Why does this regular expression match in pcregrep but not within my c++ code?


I have a regex that works perfectly with pcregrep:

pcregrep -M '([a-zA-Z0-9_&*]+)(\(+)([a-zA-Z0-9_ &\*]+)(\)+)(\n)(\{)'

Now I tried to include this regex in my C++ code but it does not match (escapes included):

char const *regex = "([a-zA-Z0-9_&*]+)\\(+([a-zA-Z0-9_ &\\*]+)\\)+(?>\n+)\\{+";
re = pcre_compile(regex, PCRE_MULTILINE, &error, &erroffset, 0);

I'm trying to find function bodies like this (the paragraph is 0a in hex):

my_function(char *str)
{

Why does it work with pcregrep and not within the C++ code?


Solution

  • Your first regex:

     ( [a-zA-Z0-9_&*]+ )           # (1)
     ( \(+ )                       # (2)
     ( [a-zA-Z0-9_ &\*]+ )         # (3)
     ( \)+ )                       # (4)
     ( \n )                        # (5)
     ( \{ )                        # (6)
    

    Your second regex:

     ( [a-zA-Z0-9_&*]+ )           # (1)
     \(+
     ( [a-zA-Z0-9_ &\*]+ )         # (2)
     \)+
     (?> \n+ )
     \{+
    

    Other than different capture groups and an unnecessary atomic group (?>)
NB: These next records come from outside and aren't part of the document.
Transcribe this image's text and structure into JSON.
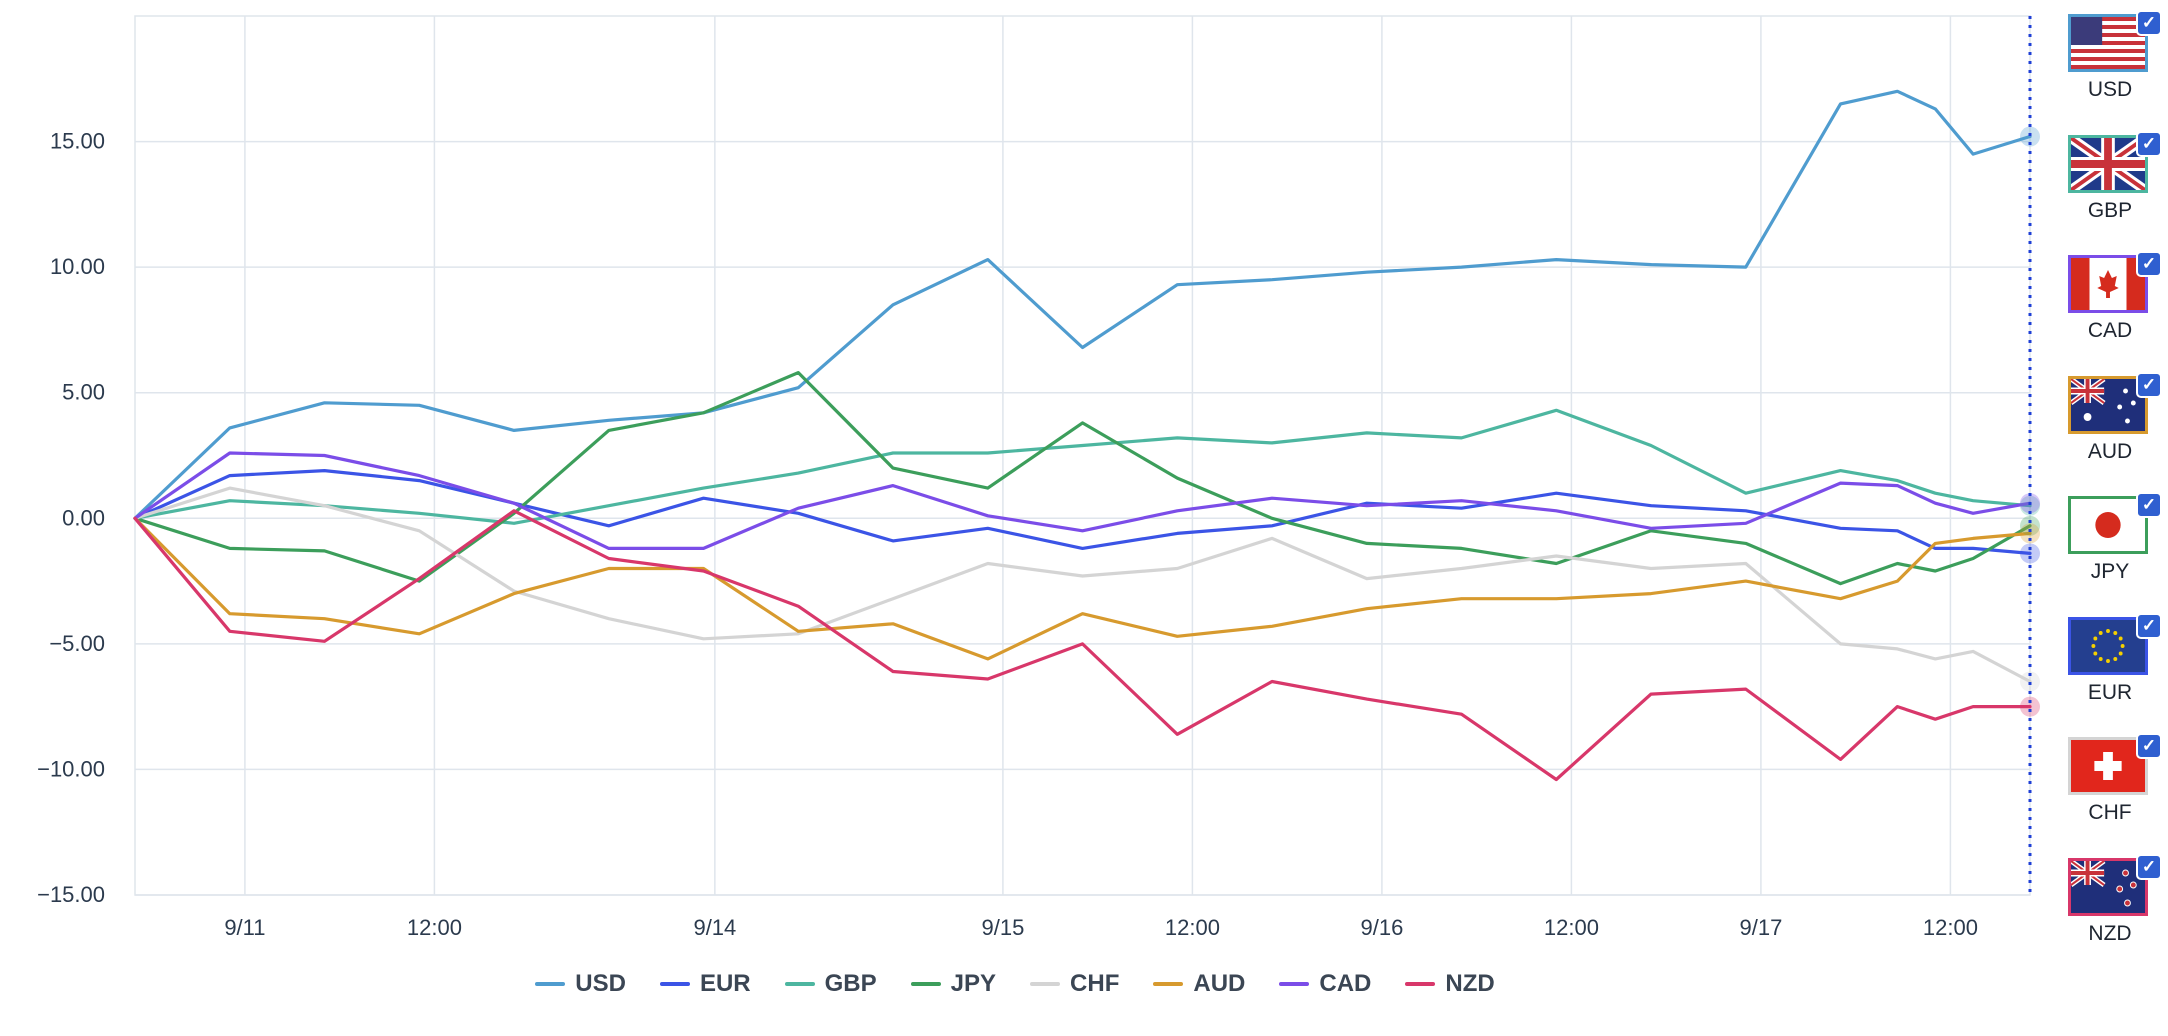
{
  "chart_data": {
    "type": "line",
    "title": "",
    "xlabel": "",
    "ylabel": "",
    "ylim": [
      -15,
      20
    ],
    "yticks": [
      15,
      10,
      5,
      0,
      -5,
      -10,
      -15
    ],
    "ytick_labels": [
      "15.00",
      "10.00",
      "5.00",
      "0.00",
      "−5.00",
      "−10.00",
      "−15.00"
    ],
    "xlim": [
      0,
      100
    ],
    "xticks": [
      {
        "label": "9/11",
        "x": 5.8
      },
      {
        "label": "12:00",
        "x": 15.8
      },
      {
        "label": "9/14",
        "x": 30.6
      },
      {
        "label": "9/15",
        "x": 45.8
      },
      {
        "label": "12:00",
        "x": 55.8
      },
      {
        "label": "9/16",
        "x": 65.8
      },
      {
        "label": "12:00",
        "x": 75.8
      },
      {
        "label": "9/17",
        "x": 85.8
      },
      {
        "label": "12:00",
        "x": 95.8
      }
    ],
    "grid": true,
    "legend_position": "bottom",
    "x": [
      0,
      5,
      10,
      15,
      20,
      25,
      30,
      35,
      40,
      45,
      50,
      55,
      60,
      65,
      70,
      75,
      80,
      85,
      90,
      93,
      95,
      97,
      100
    ],
    "series": [
      {
        "name": "USD",
        "color": "#4f9ccf",
        "values": [
          0,
          3.6,
          4.6,
          4.5,
          3.5,
          3.9,
          4.2,
          5.2,
          8.5,
          10.3,
          6.8,
          9.3,
          9.5,
          9.8,
          10.0,
          10.3,
          10.1,
          10.0,
          16.5,
          17.0,
          16.3,
          14.5,
          15.2
        ]
      },
      {
        "name": "EUR",
        "color": "#3b54e6",
        "values": [
          0,
          1.7,
          1.9,
          1.5,
          0.6,
          -0.3,
          0.8,
          0.2,
          -0.9,
          -0.4,
          -1.2,
          -0.6,
          -0.3,
          0.6,
          0.4,
          1.0,
          0.5,
          0.3,
          -0.4,
          -0.5,
          -1.2,
          -1.2,
          -1.4
        ]
      },
      {
        "name": "GBP",
        "color": "#4db6a0",
        "values": [
          0,
          0.7,
          0.5,
          0.2,
          -0.2,
          0.5,
          1.2,
          1.8,
          2.6,
          2.6,
          2.9,
          3.2,
          3.0,
          3.4,
          3.2,
          4.3,
          2.9,
          1.0,
          1.9,
          1.5,
          1.0,
          0.7,
          0.5
        ]
      },
      {
        "name": "JPY",
        "color": "#3c9e5b",
        "values": [
          0,
          -1.2,
          -1.3,
          -2.5,
          0.2,
          3.5,
          4.2,
          5.8,
          2.0,
          1.2,
          3.8,
          1.6,
          0,
          -1.0,
          -1.2,
          -1.8,
          -0.5,
          -1.0,
          -2.6,
          -1.8,
          -2.1,
          -1.6,
          -0.3
        ]
      },
      {
        "name": "CHF",
        "color": "#d4d4d4",
        "values": [
          0,
          1.2,
          0.5,
          -0.5,
          -2.9,
          -4.0,
          -4.8,
          -4.6,
          -3.2,
          -1.8,
          -2.3,
          -2.0,
          -0.8,
          -2.4,
          -2.0,
          -1.5,
          -2.0,
          -1.8,
          -5.0,
          -5.2,
          -5.6,
          -5.3,
          -6.5
        ]
      },
      {
        "name": "AUD",
        "color": "#d79a2e",
        "values": [
          0,
          -3.8,
          -4.0,
          -4.6,
          -3.0,
          -2.0,
          -2.0,
          -4.5,
          -4.2,
          -5.6,
          -3.8,
          -4.7,
          -4.3,
          -3.6,
          -3.2,
          -3.2,
          -3.0,
          -2.5,
          -3.2,
          -2.5,
          -1.0,
          -0.8,
          -0.6
        ]
      },
      {
        "name": "CAD",
        "color": "#7b4de8",
        "values": [
          0,
          2.6,
          2.5,
          1.7,
          0.6,
          -1.2,
          -1.2,
          0.4,
          1.3,
          0.1,
          -0.5,
          0.3,
          0.8,
          0.5,
          0.7,
          0.3,
          -0.4,
          -0.2,
          1.4,
          1.3,
          0.6,
          0.2,
          0.6
        ]
      },
      {
        "name": "NZD",
        "color": "#d8376a",
        "values": [
          0,
          -4.5,
          -4.9,
          -2.4,
          0.3,
          -1.6,
          -2.1,
          -3.5,
          -6.1,
          -6.4,
          -5.0,
          -8.6,
          -6.5,
          -7.2,
          -7.8,
          -10.4,
          -7.0,
          -6.8,
          -9.6,
          -7.5,
          -8.0,
          -7.5,
          -7.5
        ]
      }
    ]
  },
  "sidebar": [
    {
      "code": "USD",
      "color": "#4f9ccf",
      "flag": "us-flag-icon"
    },
    {
      "code": "GBP",
      "color": "#4db6a0",
      "flag": "uk-flag-icon"
    },
    {
      "code": "CAD",
      "color": "#7b4de8",
      "flag": "canada-flag-icon"
    },
    {
      "code": "AUD",
      "color": "#d79a2e",
      "flag": "australia-flag-icon"
    },
    {
      "code": "JPY",
      "color": "#3c9e5b",
      "flag": "japan-flag-icon"
    },
    {
      "code": "EUR",
      "color": "#3b54e6",
      "flag": "eu-flag-icon"
    },
    {
      "code": "CHF",
      "color": "#d4d4d4",
      "flag": "switzerland-flag-icon"
    },
    {
      "code": "NZD",
      "color": "#d8376a",
      "flag": "new-zealand-flag-icon"
    }
  ],
  "checkbox_glyph": "✓",
  "cursor_line_color": "#1f3fd6"
}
    there is one thing that is obviously different:

    The last newline and curly brace in the second regex have + quantifiers.
    But that's 1 or more, so I think the first regex would be a subset of the second.

    The un-obvious difference is that it is unknown if the files were opened in translated mode or not.

    You can usually cover all cases with \r?\n in place of \n.
    (or even (?:\r?\n|\r) ).

    So, if you want to quantify the linebreak, it would be (?:\r?\n)+ or (?:\r?\n|\r)+.

    The other option might be to try the linebreak construct (I think its \R)
    instead (available on the newest versions of pcre).

    If that doesn't work, it's something else.